At the Wairakei Pastoral hearing, it was considered that the proposal could have a combined effect on both generators equivalent of the electricity consumed by more than 4320 people.
In a separate submission to the Wairakei Pastoral Hearing Committee, Watercare Services Limited (which supplies drinking water to Auckland) raised concerns about the impact of the Wairakei proposal on drinking water quality. It pointed to a potential increase in nutrient discharges as a result of the land use conversion to dairying.

In making their decisions, the committees considered a wide range of opinions and evidence from a range of parties including the electricity companies, Watercare Services, Fish and Game, and several iwi groups.

In reaching their decisions, both committees determined that while the proposals would have little impact on water quality and levels, they had serious concerns about potential impacts on the two electricity generators. Both committees concluded these effects would be “more than minor” and would “inevitably spill out to electricity consumers”.

The committees found that the proposed use of water for irrigation would adversely affect the ability of both Mighty River Power and Genesis Power to meet the community’s social and economic well being by meeting the need for electricity generation, and at reasonable prices.

The committees were also required to consider issues around the use and development of renewable energy. They both determined Plateau Farms and Wairakei’s proposals were inconsistent with the government’s Sustainable Development Programme of Action, Energy Policy Framework and National Energy Efficiency and Conservation Strategy.

Regarding the drinking water issue raised by Watercare Services Limited, the Wairakei Pastoral hearing committee determined the decline in water quality as a result of reduced flow from the Wairakei Pastoral application would be minor.

However the committees both noted that they were confined to considering the applications for water takes and the effects that might flow from that. Issues of land use and the effects of nutrient discharges from the use of water for farming operations were beyond their jurisdiction in the context of the consents sought.

In reaching their decisions to decline the applications, the committees noted Plateau Farms and Wairakei Pastoral’s use of a natural resource to provide for economic well-being and meet future food requirements was consistent with section five of the RMA. However in exercising their broad overall discretion, the committees found that while the Plateau Farms and Wairakei Pastoral proposals had merit, there were serious concerns about:

the adverse affects on both Mighty River Power and Genesis Power
Resource Management Act part two considerations, particularly those referring to meeting the reasonably foreseeable needs of future generations, such as electricity generation, future drinking water supplies and renewable energy
the proposal being contrary to recent New Zealand Government initiatives addressing energy issues.

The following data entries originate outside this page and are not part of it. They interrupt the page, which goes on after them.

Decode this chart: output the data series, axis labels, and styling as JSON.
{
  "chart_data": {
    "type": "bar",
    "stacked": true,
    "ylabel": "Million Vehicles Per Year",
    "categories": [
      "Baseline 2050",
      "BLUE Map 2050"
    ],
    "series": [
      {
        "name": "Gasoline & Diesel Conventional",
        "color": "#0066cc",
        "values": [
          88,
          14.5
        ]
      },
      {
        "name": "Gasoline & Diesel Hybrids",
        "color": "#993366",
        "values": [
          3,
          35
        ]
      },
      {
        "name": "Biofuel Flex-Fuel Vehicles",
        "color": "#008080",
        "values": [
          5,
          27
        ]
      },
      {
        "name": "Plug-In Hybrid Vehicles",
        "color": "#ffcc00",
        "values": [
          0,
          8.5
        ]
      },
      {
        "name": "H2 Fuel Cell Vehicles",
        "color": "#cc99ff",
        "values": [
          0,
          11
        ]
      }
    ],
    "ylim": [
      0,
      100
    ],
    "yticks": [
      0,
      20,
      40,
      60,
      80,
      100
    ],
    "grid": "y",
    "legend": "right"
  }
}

In addition, the committees also expressed concern about the present lack of specific policy guidance on how to balance competing requests for water.

(Note: Environment Waikato is currently working with key stakeholders on the formulation of new water allocation rules and policies. A discussion document is currently being circulated to stakeholders. Once completed, it is anticipated that this document would form the basis of proposed new rules, which would evolve into the Water Allocation Variation referred to by the hearing committees. However, any proposed Water Allocation Variation lies in the future. As such, it could hold no weight in the committees’ decisions.)